At the pump, gas prices rose 2.9 cents overnight to a national average of $3.115 a gallon, according to AAA and the Oil Price Information Service. That was the highest since June 8.

Meanwhile, light, sweet crude for April delivery rose 58 cents to settle at $98.81 a barrel on concerns about potential supply disruptions and cold weather.

Many analysts believe gas prices will rise this spring to records near $3.75 or $4 a gallon. But not everyone agrees.

Ritterbusch, for example, thinks the high level of supplies, and an eventual decline in oil prices, will pull pump prices down. He doubts prices will rise as high as $3.75 without a major overseas supply disruption or domestic refinery outage.

But Tom Kloza, publisher and chief oil analyst at the Oil Price Information Service in Wall, N.J., argues that while gasoline prices won’t rise as much this spring as they have in previous years, they are starting from a much higher level. Indeed, prices at the moment are 83 cents higher than a year ago. That means retail prices could peak between $3.50 and $3.75 a gallon, Kloza said, well above May’s record of $3.227 a gallon.
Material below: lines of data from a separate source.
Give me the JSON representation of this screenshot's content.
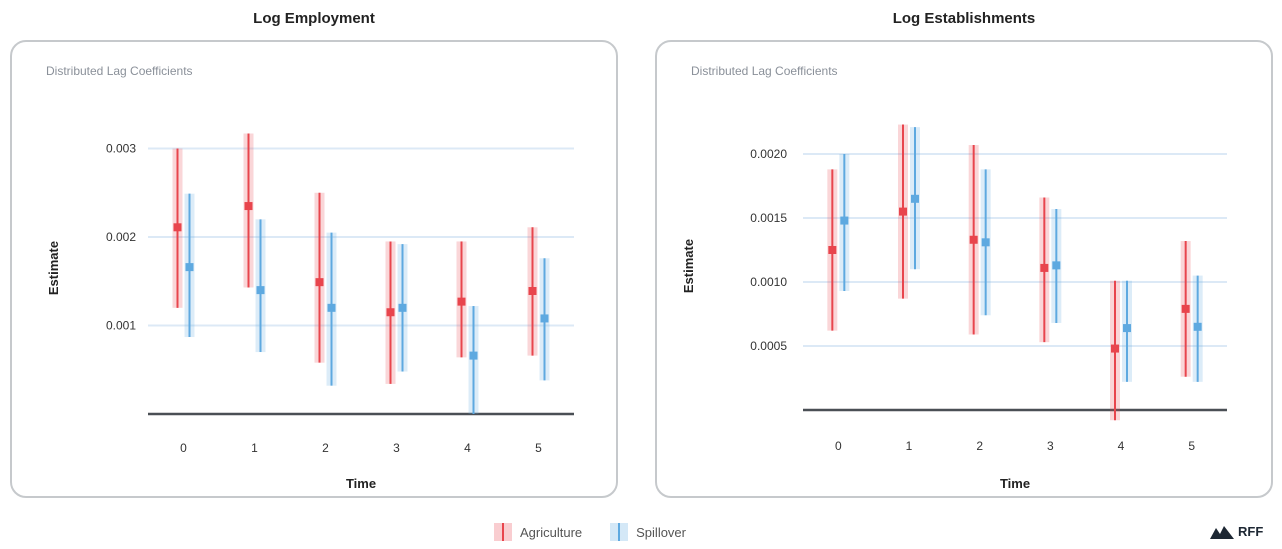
{
  "colors": {
    "agriculture": "#e8454d",
    "spillover": "#5ea9e0",
    "grid": "#dce9f6",
    "baseline": "#4a4f55"
  },
  "legend": {
    "agriculture": "Agriculture",
    "spillover": "Spillover"
  },
  "logo": {
    "text": "RFF",
    "icon": "rff-mountain-icon"
  },
  "chart_data": [
    {
      "type": "errorbar",
      "title": "Log Employment",
      "subtitle": "Distributed Lag Coefficients",
      "xlabel": "Time",
      "ylabel": "Estimate",
      "ylim": [
        0,
        0.0033
      ],
      "yticks": [
        0.001,
        0.002,
        0.003
      ],
      "ytick_labels": [
        "0.001",
        "0.002",
        "0.003"
      ],
      "categories": [
        "0",
        "1",
        "2",
        "3",
        "4",
        "5"
      ],
      "grid": true,
      "legend": "bottom-center",
      "series": [
        {
          "name": "Agriculture",
          "values": [
            0.00211,
            0.00235,
            0.00149,
            0.00115,
            0.00127,
            0.00139
          ],
          "lower": [
            0.0012,
            0.00143,
            0.00058,
            0.00034,
            0.00064,
            0.00066
          ],
          "upper": [
            0.003,
            0.00317,
            0.0025,
            0.00195,
            0.00195,
            0.00211
          ]
        },
        {
          "name": "Spillover",
          "values": [
            0.00166,
            0.0014,
            0.0012,
            0.0012,
            0.00066,
            0.00108
          ],
          "lower": [
            0.00087,
            0.0007,
            0.00032,
            0.00048,
            0.0,
            0.00038
          ],
          "upper": [
            0.00249,
            0.0022,
            0.00205,
            0.00192,
            0.00122,
            0.00176
          ]
        }
      ]
    },
    {
      "type": "errorbar",
      "title": "Log Establishments",
      "subtitle": "Distributed Lag Coefficients",
      "xlabel": "Time",
      "ylabel": "Estimate",
      "ylim": [
        0,
        0.00225
      ],
      "yticks": [
        0.0005,
        0.001,
        0.0015,
        0.002
      ],
      "ytick_labels": [
        "0.0005",
        "0.0010",
        "0.0015",
        "0.0020"
      ],
      "categories": [
        "0",
        "1",
        "2",
        "3",
        "4",
        "5"
      ],
      "grid": true,
      "legend": "bottom-center",
      "series": [
        {
          "name": "Agriculture",
          "values": [
            0.00125,
            0.00155,
            0.00133,
            0.00111,
            0.00048,
            0.00079
          ],
          "lower": [
            0.00062,
            0.00087,
            0.00059,
            0.00053,
            -8e-05,
            0.00026
          ],
          "upper": [
            0.00188,
            0.00223,
            0.00207,
            0.00166,
            0.00101,
            0.00132
          ]
        },
        {
          "name": "Spillover",
          "values": [
            0.00148,
            0.00165,
            0.00131,
            0.00113,
            0.00064,
            0.00065
          ],
          "lower": [
            0.00093,
            0.0011,
            0.00074,
            0.00068,
            0.00022,
            0.00022
          ],
          "upper": [
            0.002,
            0.00221,
            0.00188,
            0.00157,
            0.00101,
            0.00105
          ]
        }
      ]
    }
  ]
}
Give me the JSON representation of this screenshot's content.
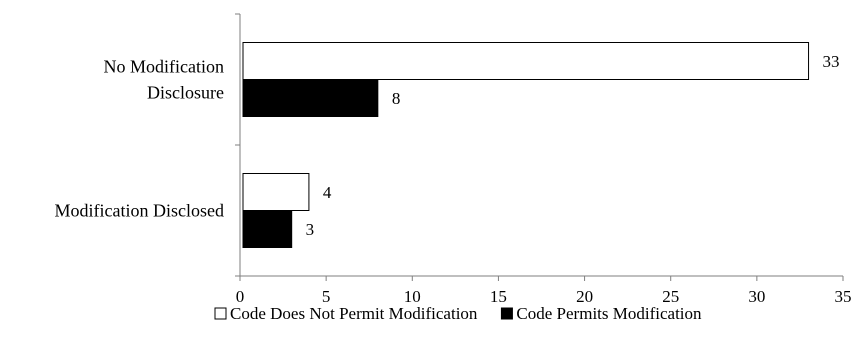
{
  "chart_data": {
    "type": "bar",
    "orientation": "horizontal",
    "title": "",
    "xlabel": "",
    "ylabel": "",
    "categories": [
      [
        "No Modification",
        "Disclosure"
      ],
      [
        "Modification Disclosed"
      ]
    ],
    "series": [
      {
        "name": "Code Does Not Permit Modification",
        "values": [
          33,
          4
        ],
        "color": "#ffffff",
        "stroke": "#000000"
      },
      {
        "name": "Code Permits Modification",
        "values": [
          8,
          3
        ],
        "color": "#000000",
        "stroke": "#000000"
      }
    ],
    "xlim": [
      0,
      35
    ],
    "xticks": [
      0,
      5,
      10,
      15,
      20,
      25,
      30,
      35
    ],
    "grid": false,
    "legend_position": "bottom"
  }
}
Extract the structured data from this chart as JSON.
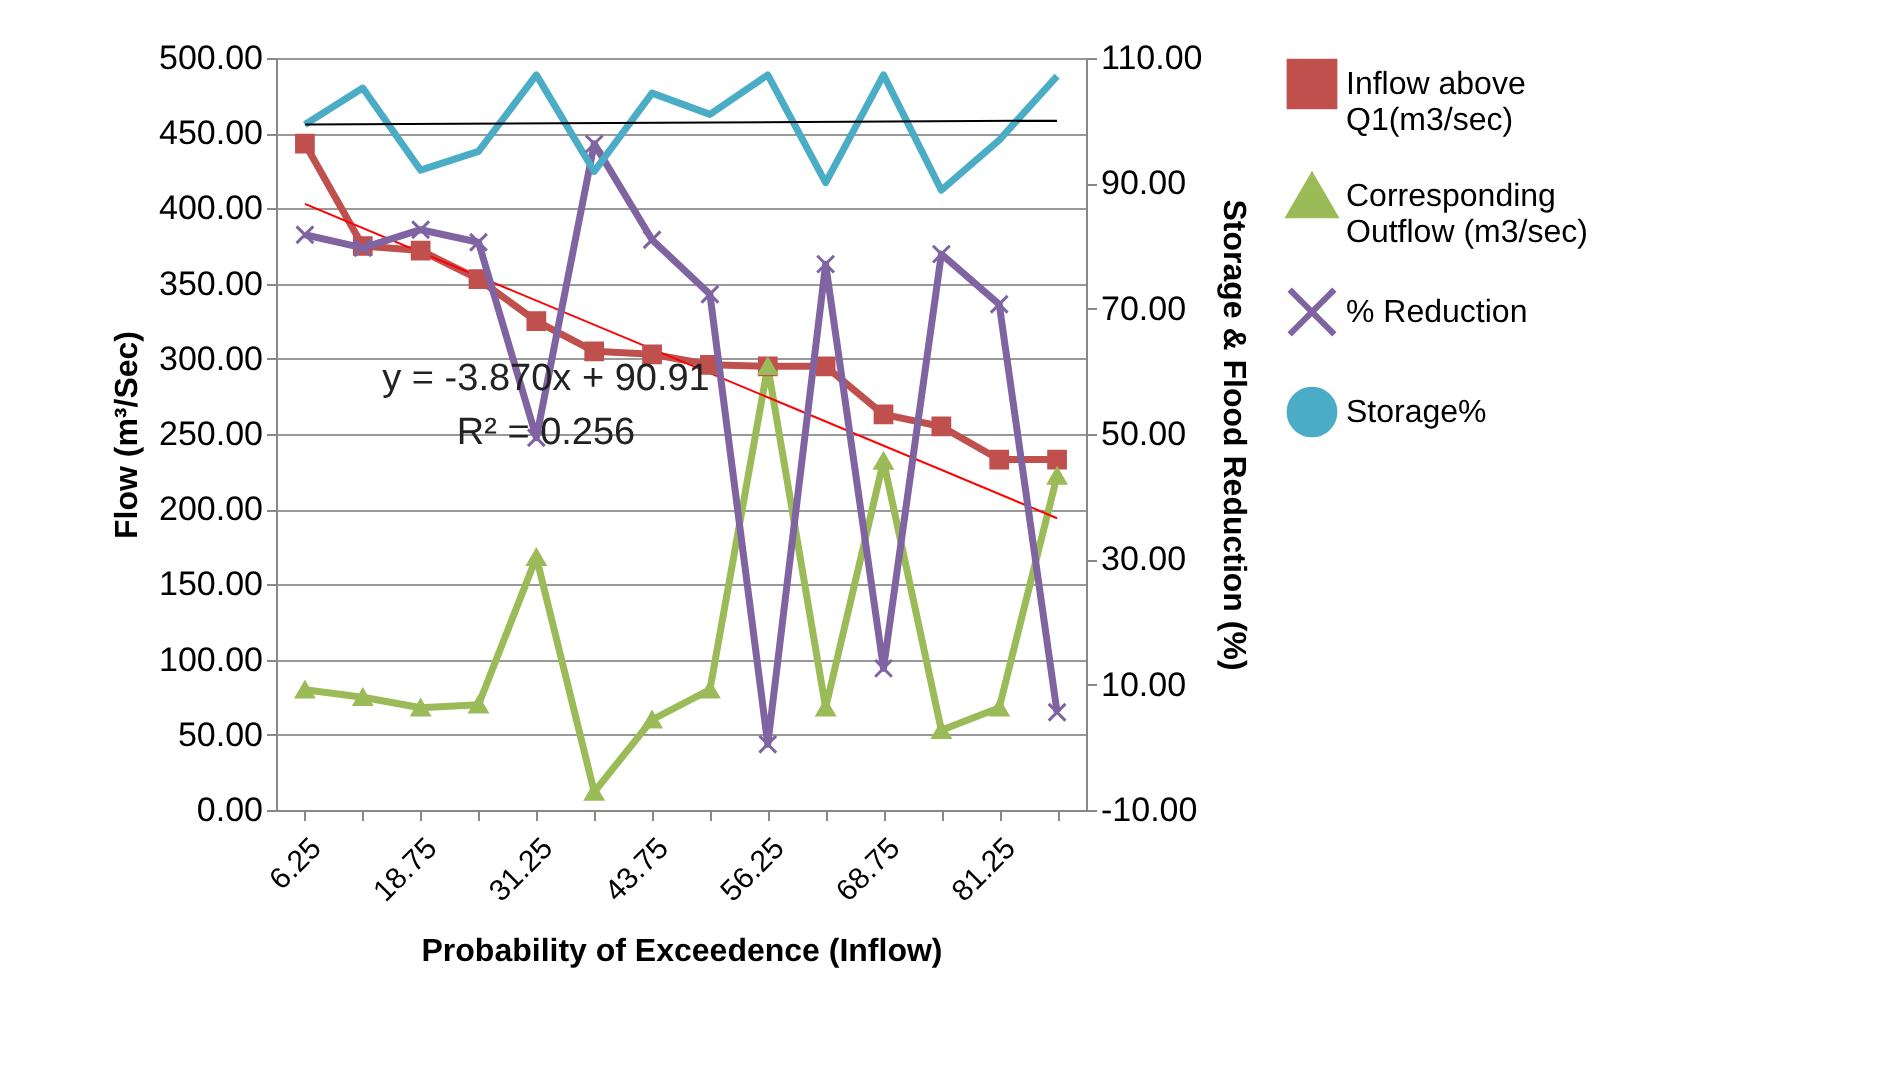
{
  "chart_data": {
    "type": "line",
    "xlabel": "Probability of Exceedence (Inflow)",
    "ylabel": "Flow (m³/Sec)",
    "y2label": "Storage & Flood Reduction (%)",
    "categories": [
      "6.25",
      null,
      "18.75",
      null,
      "31.25",
      null,
      "43.75",
      null,
      "56.25",
      null,
      "68.75",
      null,
      "81.25",
      null
    ],
    "series": [
      {
        "name": "Inflow above Q1(m3/sec)",
        "color": "#c0504d",
        "marker": "square",
        "values": [
          443,
          375,
          372,
          353,
          325,
          305,
          303,
          296,
          295,
          295,
          263,
          255,
          233,
          233
        ]
      },
      {
        "name": "Corresponding Outflow (m3/sec)",
        "color": "#9bbb59",
        "marker": "triangle",
        "values": [
          80,
          75,
          68,
          70,
          168,
          12,
          60,
          80,
          295,
          68,
          232,
          53,
          68,
          222
        ]
      },
      {
        "name": "% Reduction",
        "color": "#8064a2",
        "marker": "cross",
        "axis": "y2",
        "values": [
          81.8,
          79.7,
          82.6,
          80.6,
          49.4,
          96.3,
          81.0,
          72.3,
          0.5,
          77.1,
          12.6,
          78.7,
          70.7,
          5.6
        ]
      },
      {
        "name": "Storage%",
        "color": "#4bacc6",
        "marker": "none",
        "axis": "y2",
        "values": [
          99.4,
          105.2,
          92.1,
          95.1,
          107.3,
          91.9,
          104.4,
          101.0,
          107.3,
          90.1,
          107.3,
          88.9,
          96.9,
          107.1
        ]
      },
      {
        "color": "#ff0000",
        "marker": "none",
        "values": [
          403,
          null,
          null,
          null,
          null,
          null,
          null,
          null,
          null,
          null,
          null,
          null,
          null,
          194
        ]
      },
      {
        "color": "#000000",
        "marker": "none",
        "axis": "y2",
        "values": [
          99.4,
          null,
          null,
          null,
          null,
          null,
          null,
          null,
          null,
          null,
          null,
          null,
          null,
          100.0
        ]
      }
    ],
    "ylim": [
      0,
      500
    ],
    "yticks": [
      {
        "value": 0,
        "label": "0.00"
      },
      {
        "value": 50,
        "label": "50.00"
      },
      {
        "value": 100,
        "label": "100.00"
      },
      {
        "value": 150,
        "label": "150.00"
      },
      {
        "value": 200,
        "label": "200.00"
      },
      {
        "value": 250,
        "label": "250.00"
      },
      {
        "value": 300,
        "label": "300.00"
      },
      {
        "value": 350,
        "label": "350.00"
      },
      {
        "value": 400,
        "label": "400.00"
      },
      {
        "value": 450,
        "label": "450.00"
      },
      {
        "value": 500,
        "label": "500.00"
      }
    ],
    "y2lim": [
      -10,
      110
    ],
    "y2ticks": [
      {
        "value": -10,
        "label": "-10.00"
      },
      {
        "value": 10,
        "label": "10.00"
      },
      {
        "value": 30,
        "label": "30.00"
      },
      {
        "value": 50,
        "label": "50.00"
      },
      {
        "value": 70,
        "label": "70.00"
      },
      {
        "value": 90,
        "label": "90.00"
      },
      {
        "value": 110,
        "label": "110.00"
      }
    ],
    "annotations": [
      "y = -3.870x + 90.91",
      "R² = 0.256"
    ],
    "grid": "y",
    "legend": "right"
  }
}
The Energy Department’s latest forecast calls for gas prices to peak near $3.40 a gallon this spring.

Of course, gasoline prices also respond to oil futures. Oil has traded in a band between about $86 and $100 a barrel for months, a trend many analysts expect to continue throughout the year. That will probably keep gas prices oscillating in their own narrow band around $3 a gallon for most of the year.

Oil prices rose yesterday on word Turkish troops pursued separatist Kurdish rebels into northern Iraq. Concerns that the Kurds would retaliate against Turkish attacks last fall by sabotaging oil shipments out of Iraq had much to do with oil’s rise to $100, analysts said.

Word that the key Houston Shipping Channel was closed to oil tankers and other ships for the second consecutive day also gave oil traders reason to buy.

Other energy futures also rose yesterday. March heating-oil futures jumped 2.49 cents to settle at $2.763 a gallon on the Nymex, and March natural-gas futures rose 25.5 cents to settle at $9.146 per 1,000 cubic feet. Both contracts were being pushed higher by the winter storm pounding the Northeast.